To be eligible to sit for the New York Bar Exam, you need to have an LLM from an American Law School. Further, you need to dedicate approximately 12 credits to the Bar Exam during your LLM. On the other hand, you don’t require an LLM to sit for the England & Wales Examination. You only need to be a lawyer qualified to practice in a common-law jurisdiction.
It was challenging to manage my preparation with work, and it wouldn’t have been possible without the unconditional support of my team. Preparation for both exams is extremely arduous- especially, New York. Both examinations require consistent dedication and a lot of discipline. I used to devote 4-5 hours during weekdays and approximately 10-12 hours a day during the weekends.
You have also been invited by International Organisations such as WIPO and leading law schools in India to deliver guest lectures on Fintech & Emerging Tech. Your work has also been published in international journals. Are you interested in simultaneously pursuing a career in academia?
I am definitely interested in contributing as visiting faculty at universities and law schools in India. I have been fortunate enough to be invited by some law schools in this regard. Further, I really enjoy legal research and legal writing. Going forward, I would like to write and publish more on topical legal issues. I feel this provides an opportunity to conduct in-depth research on a particular area of law and to pen legal arguments in a cogent manner which in turn helps gain clarity on the law. Similarly, teaching a subject also sharpens your understanding of a particular area of law as you explain the concepts in a simple way (often through illustrations and examples) to students.
What does your legal career trajectory look like? What advice would you have for law students & young lawyers who want to pursue a legal career in a similar direction to yours?
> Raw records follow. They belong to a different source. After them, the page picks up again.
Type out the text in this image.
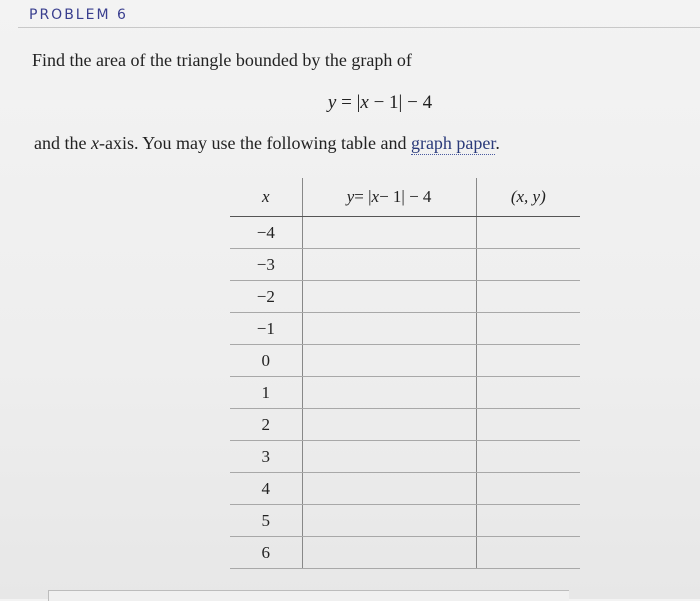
PROBLEM 6
Find the area of the triangle bounded by the graph of
y = |x − 1| − 4
and the x-axis. You may use the following table and graph paper.
x	y = | x − 1| − 4	(x, y)
−4
−3
−2
−1
0
1
2
3
4
5
6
Honestly, my heart lies in child rights and juvenile justice, but I hope to garner as much experience as I can in the next 4-5 years in different areas of law before jumping back into it and establishing my own practice. Eventually, joining politics is also on the cards.
I think my advice is that law students and young lawyers shouldn’t be in a hurry to specialise. There is merit in being a generalist rather than a specialist early on in your legal career. Second, be kind to yourself during the process. I have a hard time practising this as well, so this is my advice to myself too. Failure is inevitable, and you need to keep at it despite it. Third, invest in your friendships and relationships. Take out time for people who matter. Don’t prioritize work over your mental & emotional well-being. On your worst days, your investment in your friendships will always come through.